09h03 04/10/2007

Exceção à regra para o Galo foi título da Série B

Time atleticano se deu bem no campeonato por pontos corridos, na segunda divisão, mas não encaixa na elite do Brasileirão.

Luiza Oliveira, em Belo Horizonte

BELO HORIZONTE - Como toda regra tem sua exceção, a tradição de não alcançar grandes resultados em campeonatos no sistema de pontos corridos não se fez valer uma vez para o Atlético. O título da Série B, conquistado com toda pompa e mérito ano passado, foi na fórmula de disputa em que o Galo não se encaixou na 1ª divisão e de novo vem passando dificuldades este ano.

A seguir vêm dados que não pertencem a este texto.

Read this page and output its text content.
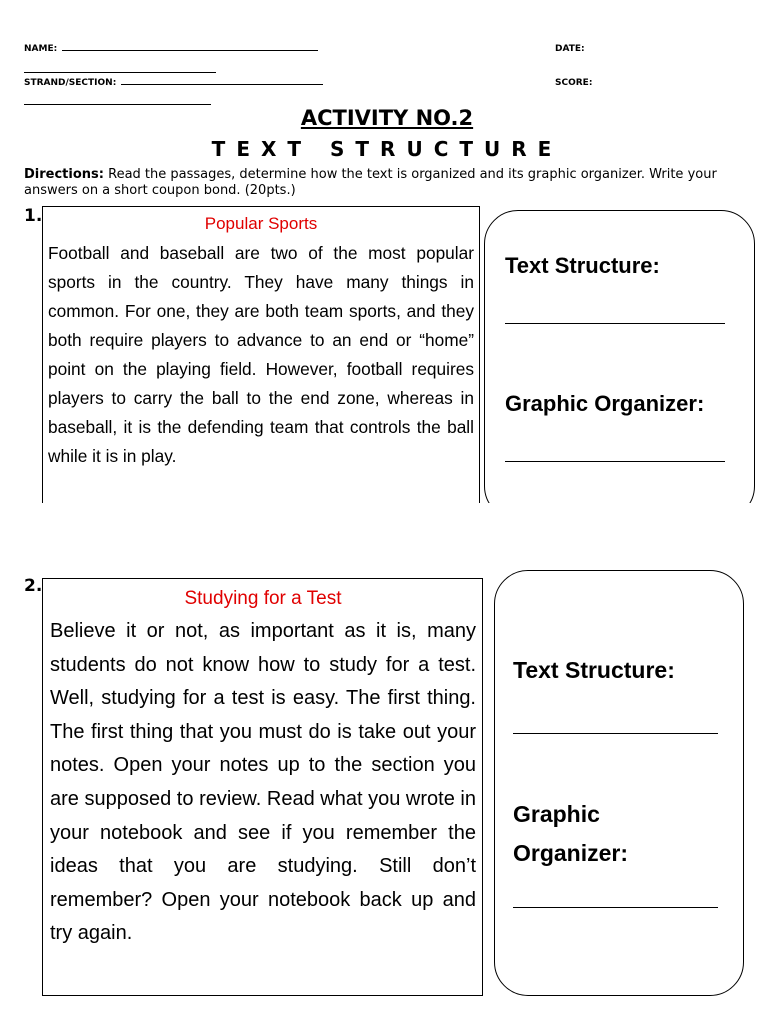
NAME:	DATE:
STRAND/SECTION:	SCORE:
ACTIVITY NO.2
TEXT STRUCTURE
Directions: Read the passages, determine how the text is organized and its graphic organizer. Write your answers on a short coupon bond. (20pts.)
1.	Popular Sports
Football and baseball are two of the most popular sports in the country. They have many things in common. For one, they are both team sports, and they both require players to advance to an end or “home” point on the playing field. However, football requires players to carry the ball to the end zone, whereas in baseball, it is the defending team that controls the ball while it is in play.
Text Structure:
Graphic Organizer:
2.
Studying for a Test
Believe it or not, as important as it is, many students do not know how to study for a test. Well, studying for a test is easy. The first thing. The first thing that you must do is take out your notes. Open your notes up to the section you are supposed to review. Read what you wrote in your notebook and see if you remember the ideas that you are studying. Still don’t remember? Open your notebook back up and try again.
Text Structure:
Graphic Organizer:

Em 2006, depois de um início de campanha ruim na segunda divisão, o alvinegro se recuperou e mostrou ter apreendido o que é primordial numa competição sem fases eliminatórias: a regularidade. O time levantou a taça com 71 pontos na tabela, sete a mais que o Sport, o segundo colocado.

Mais uma vez o planejamento mostrou-se imprescindível nos pontos corridos e, dessa vez, contou a favor do clube mineiro. Com uma estrutura diferenciada em relação às equipes da Série B, o Atlético superou os adversários de menor tradição.

Mesmo ocupar o título na ocasião, o diretor de futebol do clube, Beto Arantes, destaca a qualidade do elenco. "A nossa estrutura os outros não tinham e faltavam a eles peças de reposição para chegar até o final. Com o decorrer do Campeonato você tem jogadores suspensos e lesionados. O Atlético tinha uma boa equipe, peças de reposição e o planejamento deu certo para ser campeão", comentou o dirigente.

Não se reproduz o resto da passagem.